In the previous section, we compare the 10 different results of this algorithm with the ground truth. But, here we have merge the 10 partiions and then compared with the ground truth. In case of karate network the distance was 0.61, while, for the football network the distance was 0.91. Similarly, for the dolphin network the distance was 0.41 and for the polblogs network the distance was 0.28. We can say that again for the directed network this algorithm producing the better results. While, for the football network, it producing the worst results by high distance. So, there was no such effect on the results by merging the partitions.

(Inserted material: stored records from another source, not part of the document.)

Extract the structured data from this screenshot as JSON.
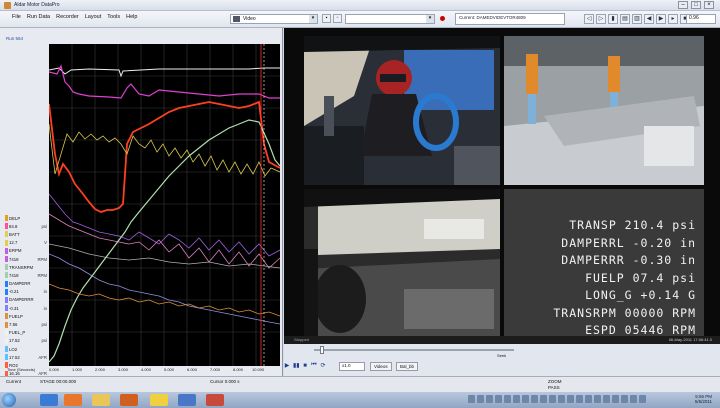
{
  "window": {
    "title": "Aldar Motor DataPro",
    "controls": [
      "–",
      "□",
      "×"
    ]
  },
  "menu": {
    "items": [
      "File",
      "Run Data",
      "Recorder",
      "Layout",
      "Tools",
      "Help"
    ]
  },
  "toolbar": {
    "video_dropdown": "Video",
    "current_label": "Current: DAMEDVIDEVTOR4809",
    "nav_buttons": [
      "◁",
      "▷",
      "▮",
      "▤",
      "▥",
      "◀",
      "▶",
      "▸",
      "■",
      "◂",
      "▹"
    ],
    "zoom_value": "0.96"
  },
  "left_panel": {
    "title": "Run 564",
    "channels": [
      {
        "name": "DELP",
        "unit": "",
        "color": "#e6a020"
      },
      {
        "name": "84.8",
        "unit": "psi",
        "color": "#ff50a0"
      },
      {
        "name": "BATT",
        "unit": "",
        "color": "#e0d050"
      },
      {
        "name": "12.7",
        "unit": "V",
        "color": "#e0d050"
      },
      {
        "name": "ERPM",
        "unit": "",
        "color": "#c060e0"
      },
      {
        "name": "7418",
        "unit": "RPM",
        "color": "#c060e0"
      },
      {
        "name": "TRANSRPM",
        "unit": "",
        "color": "#a0d0b0"
      },
      {
        "name": "7418",
        "unit": "RPM",
        "color": "#a0d0b0"
      },
      {
        "name": "DAMPERR",
        "unit": "",
        "color": "#2080ff"
      },
      {
        "name": "-0.21",
        "unit": "in",
        "color": "#2080ff"
      },
      {
        "name": "DAMPERRR",
        "unit": "",
        "color": "#8080ff"
      },
      {
        "name": "-0.31",
        "unit": "in",
        "color": "#8080ff"
      },
      {
        "name": "FUELP",
        "unit": "",
        "color": "#e09040"
      },
      {
        "name": "7.56",
        "unit": "psi",
        "color": "#e09040"
      },
      {
        "name": "FUEL_P",
        "unit": "",
        "color": "#f0f0f0"
      },
      {
        "name": "17.52",
        "unit": "psi",
        "color": "#f0f0f0"
      },
      {
        "name": "LO2",
        "unit": "",
        "color": "#60c0ff"
      },
      {
        "name": "17.52",
        "unit": "AFR",
        "color": "#60c0ff"
      },
      {
        "name": "RO2",
        "unit": "",
        "color": "#ff6040"
      },
      {
        "name": "16.16",
        "unit": "AFR",
        "color": "#ff6040"
      }
    ],
    "time_axis_label": "Time (Seconds)",
    "time_ticks": [
      "0.000",
      "1.000",
      "2.000",
      "3.000",
      "4.000",
      "5.000",
      "6.000",
      "7.000",
      "8.000",
      "9.000",
      "10.000"
    ]
  },
  "video": {
    "telemetry_overlay": [
      "TRANSP 210.4 psi",
      "DAMPERRL -0.20 in",
      "DAMPERRR -0.30 in",
      "FUELP 07.4 psi",
      "LONG_G +0.14 G",
      "TRANSRPM 00000 RPM",
      "ESPD 05446 RPM"
    ],
    "status_text": "Stopped",
    "timestamp": "06-May-2011 17:56:41.0",
    "seek_label": "Seek",
    "speed_value": "x1.0",
    "view_buttons": [
      "Videos",
      "Bal_bb"
    ]
  },
  "transport": {
    "buttons": [
      "▶",
      "▮▮",
      "■",
      "⏮",
      "⟳"
    ]
  },
  "statusbar": {
    "current_label": "Current",
    "stage": "STAGE 00:00.000",
    "cursor": "Cursor 0.000 s",
    "zoom_label": "ZOOM",
    "pass_label": "PASS"
  },
  "taskbar": {
    "clock_time": "5:56 PM",
    "clock_date": "5/6/2011"
  }
}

Step7: Vary N from 10 to 100

#Karate Network
res = rep(0,vcount(karate))
for (i in 1:100) {
   l1 = cluster_label_prop(karate)
   res = Merge_Partitions(res,l1$membership)
}
compare(res,V(karate)$value,method = "nmi")

## [1] 0.5364178

#Football Network
res = rep(0,vcount(football))
for (i in 1:100) {
   l1 = cluster_label_prop(football)
   res = Merge_Partitions(res,l1$membership)
}
compare(res,V(football)$value,method = "nmi")

## [1] 0.8943725

#Dolphin Network
res = rep(0,vcount(dolphin))
for (i in 1:100) {
   l1 = cluster_label_prop(dolphin)
   res = Merge_Partitions(res,l1$membership)
}
compare(res,V(dolphin)$value,method = "nmi")

## [1] 0.3718593

#Polblogs Network
res = rep(0,vcount(polblogs))
for (i in 1:100) {
   l1 = cluster_label_prop(polblogs)
   res = Merge_Partitions(res,l1$membership)
}
compare(res,V(polblogs)$value,method = "nmi")

## [1] 0.2819395

In the previous section, we have mreged the 10 different partions of network and compared with the ground truth. Now, we have presenting the effect of 100 partitions, this change from 10 to 100 will be consider as alpha paramter. In the previous section, we have seen that for the polblogs network the distance was low, while, for the football network the distance was high. Now, look at the results, there is a little bit difference between the 10 variations results and 100 variation results. In the previous section, the distance for the karate network was 0.61, now for the 100 variations the distance is 0.44. Similarly, in the previous section, the distance for the football network was 0.91, however, it reduced to 0.89 in the 100 variations. Likewise, the distance for the dolphin network was 0.41 for the 10 variations, however, for the 100 variations the distance is 0.36. In case of polblogs network, the distance in the 10 variations was 0.28, now in the 100 variations is also 0.28. It can be seen that for the undirected network the change in the alpha paramter produced the better results, while, for the directed networks it remains the same. So, we can conclude that label propagation algorithm is best for undirected networks and more variations can producde the better results.